Some of the post-mortem edits were premeditated. On the talk page for Elizabeth II’s article, where editors have behind-the-scenes discussions, there has been buzz for months about how to handle her death. Wikipedians talked about what photo to use — upon a public figure’s death, Wikipedia generally uses a good historical photo instead of a recent elderly photo — and whether to mention the former Commonwealth realms over which she ruled.

Meanwhile, Elizabeth’s article was spiking in pageviews. On September 8, her article got more than five times as many views as the second-most-viewed day since the metric started being measured in 2015. The latter was on April 9, 2021, when her husband Philip died. (The project Life After Death on Wikipedia from The Pudding highlights these astonishing pageview spikes on public figures’ Wikipedia articles when they pass away.)

The news had reverberations across Wikipedia as a whole: it appeared to double the total traffic per second on the entire website. And as the internet turned its eyes to Wikipedia, editors kicked it into gear — for free, maybe even for fun.

Editors’ speedy updates have long been memed and analyzed, and Dutch Wikipedian Hay Kranen coined the term “deaditors” to describe the Wikipedians who race to update the articles of dead public figures. In his informal study, Kranen found that “deaditors” were more likely to edit from cell phones and without an account. Despite all the chaos of current events editing, research suggests that both newcomers and long-time editors participate at higher rates during so-called “shocks.”

Wikipedia is an encyclopedia, not a news source, but because it’s written in real time, current events present a tricky dilemma — Wikipedia must maintain thorough sourcing from news sites, but it also must update its articles quickly in order to give its throngs of viewers the most up-to-date information possible.

On September 8, a new task force cropped up specifically for Operation London Bridge. Its official project page hit the internet just twenty minutes after Her Majesty’s death was announced, and it monitors the articles Elizabeth II, Death of Elizabeth II, Operation London Bridge, Reactions to the death of Elizabeth II, and Charles III.

The big question remains: why does anyone care enough to edit Wikipedia? And ultimately, there’s no one answer.

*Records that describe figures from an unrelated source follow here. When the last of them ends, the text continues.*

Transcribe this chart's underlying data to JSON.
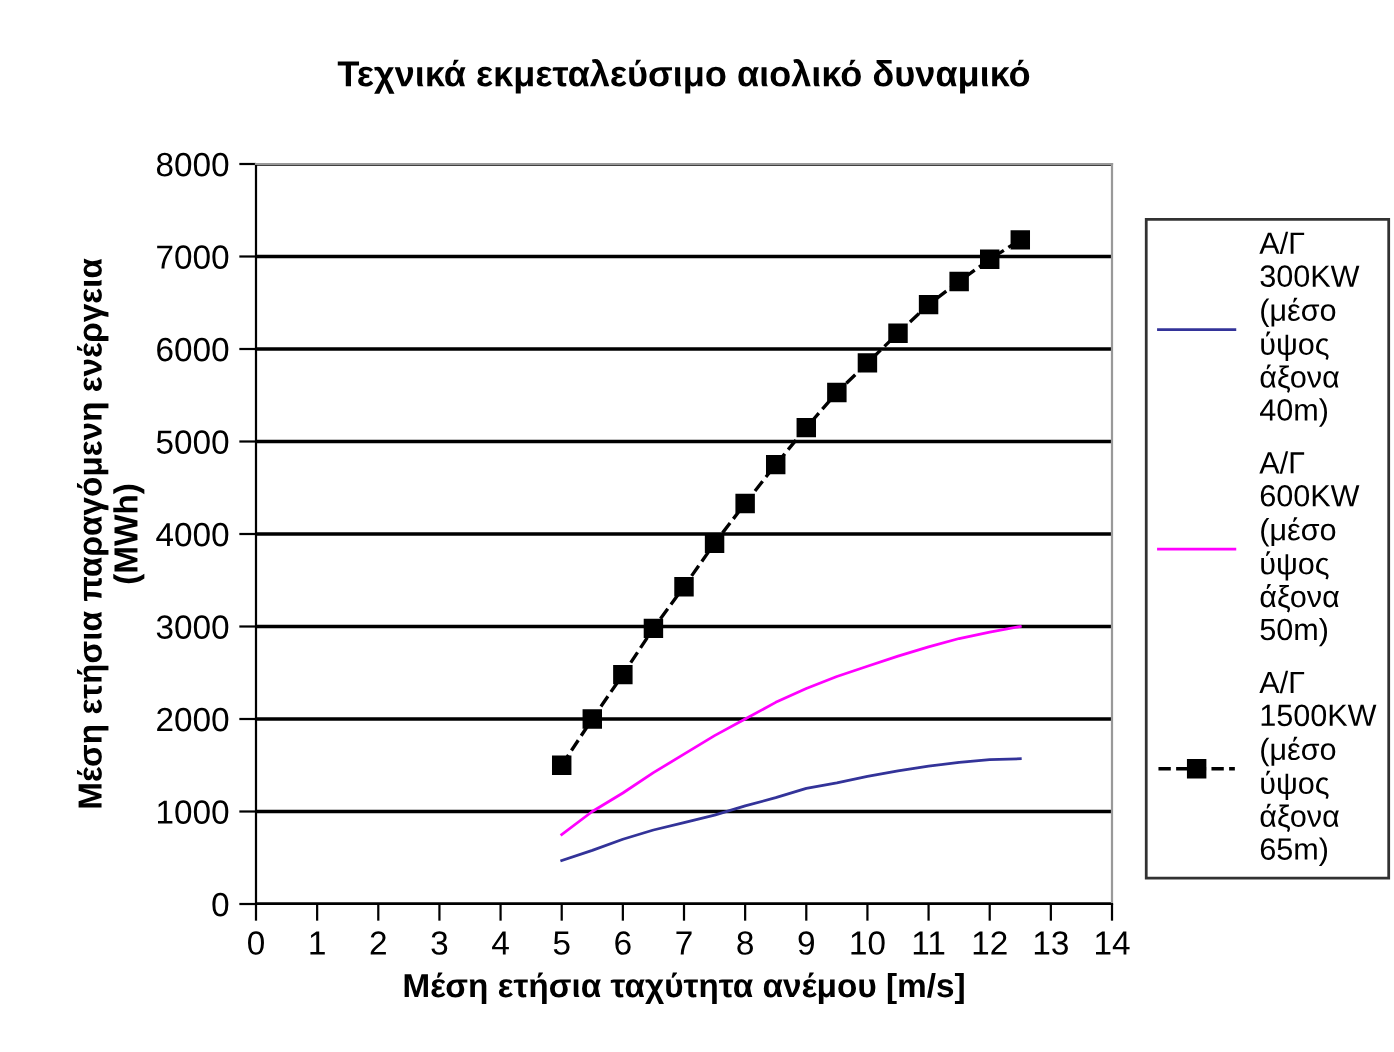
{
  "chart_data": {
    "type": "line",
    "title": "Τεχνικά εκμεταλεύσιμο αιολικό δυναμικό",
    "xlabel": "Μέση ετήσια ταχύτητα ανέμου [m/s]",
    "ylabel": "Μέση ετήσια παραγόμενη ενέργεια\n(MWh)",
    "xlim": [
      0,
      14
    ],
    "xticks": [
      0,
      1,
      2,
      3,
      4,
      5,
      6,
      7,
      8,
      9,
      10,
      11,
      12,
      13,
      14
    ],
    "ylim": [
      0,
      8000
    ],
    "yticks": [
      0,
      1000,
      2000,
      3000,
      4000,
      5000,
      6000,
      7000,
      8000
    ],
    "grid": "y",
    "legend": "right",
    "x": [
      5,
      5.5,
      6,
      6.5,
      7,
      7.5,
      8,
      8.5,
      9,
      9.5,
      10,
      10.5,
      11,
      11.5,
      12,
      12.5
    ],
    "series": [
      {
        "name": "Α/Γ 300KW (μέσο ύψος άξονα 40m)",
        "color": "#333399",
        "marker": "none",
        "line_style": "solid",
        "values": [
          470,
          580,
          700,
          800,
          880,
          960,
          1060,
          1150,
          1250,
          1310,
          1380,
          1440,
          1490,
          1530,
          1560,
          1570
        ]
      },
      {
        "name": "Α/Γ 600KW (μέσο ύψος άξονα 50m)",
        "color": "#ff00ff",
        "marker": "none",
        "line_style": "solid",
        "values": [
          750,
          1000,
          1200,
          1420,
          1620,
          1820,
          2000,
          2180,
          2330,
          2460,
          2570,
          2680,
          2780,
          2870,
          2940,
          3000
        ]
      },
      {
        "name": "Α/Γ 1500KW (μέσο ύψος άξονα 65m)",
        "color": "#000000",
        "marker": "square",
        "line_style": "dashed",
        "values": [
          1500,
          2000,
          2480,
          2980,
          3430,
          3900,
          4330,
          4750,
          5150,
          5530,
          5850,
          6170,
          6480,
          6730,
          6970,
          7180
        ]
      }
    ]
  }
}
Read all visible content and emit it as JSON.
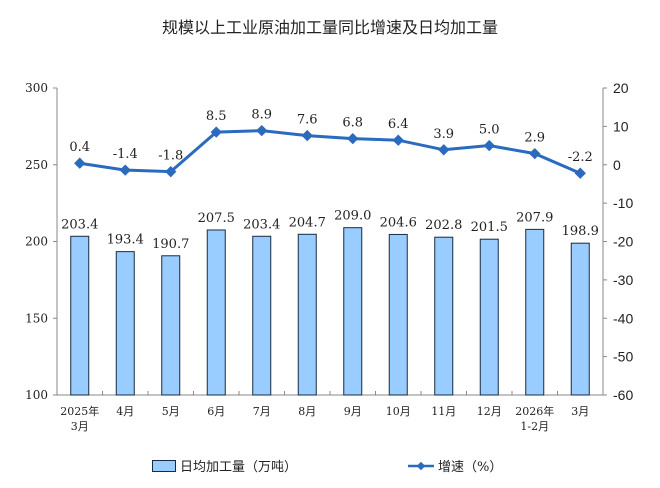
{
  "chart_data": {
    "type": "bar+line",
    "title": "规模以上工业原油加工量同比增速及日均加工量",
    "categories": [
      "2025年\n3月",
      "4月",
      "5月",
      "6月",
      "7月",
      "8月",
      "9月",
      "10月",
      "11月",
      "12月",
      "2026年\n1-2月",
      "3月"
    ],
    "series": [
      {
        "name": "日均加工量（万吨）",
        "type": "bar",
        "axis": "left",
        "values": [
          203.4,
          193.4,
          190.7,
          207.5,
          203.4,
          204.7,
          209.0,
          204.6,
          202.8,
          201.5,
          207.9,
          198.9
        ],
        "labels": [
          "203.4",
          "193.4",
          "190.7",
          "207.5",
          "203.4",
          "204.7",
          "209.0",
          "204.6",
          "202.8",
          "201.5",
          "207.9",
          "198.9"
        ]
      },
      {
        "name": "增速（%）",
        "type": "line",
        "axis": "right",
        "values": [
          0.4,
          -1.4,
          -1.8,
          8.5,
          8.9,
          7.6,
          6.8,
          6.4,
          3.9,
          5.0,
          2.9,
          -2.2
        ],
        "labels": [
          "0.4",
          "-1.4",
          "-1.8",
          "8.5",
          "8.9",
          "7.6",
          "6.8",
          "6.4",
          "3.9",
          "5.0",
          "2.9",
          "-2.2"
        ]
      }
    ],
    "ylim_left": [
      100,
      300
    ],
    "yticks_left": [
      "100",
      "150",
      "200",
      "250",
      "300"
    ],
    "ylim_right": [
      -60,
      20
    ],
    "yticks_right": [
      "-60",
      "-50",
      "-40",
      "-30",
      "-20",
      "-10",
      "0",
      "10",
      "20"
    ],
    "grid": false,
    "legend": "bottom",
    "colors": {
      "bar": "#99ccff",
      "bar_border": "#1a2a40",
      "line": "#2a6abf"
    }
  }
}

Coby Potischman, a Northwestern University sophomore who typed up an entire edit in Wikicode in advance so that he could paste it the moment the news dropped that Biden won the 2020 election, says he is very proud to have been the first to update the articles for both Biden and Harris. He did it for two reasons: first, he thought it would be cool to break the news to a massive audience. Second, “making a big change to an officeholder infobox is just generally satisfying to me,” he told Input.

The biggest body of accessible knowledge that the world has ever had is all thanks to nerds with computers who find general satisfaction from writing — and scrupulously maintaining — encyclopedia articles. God save the internet.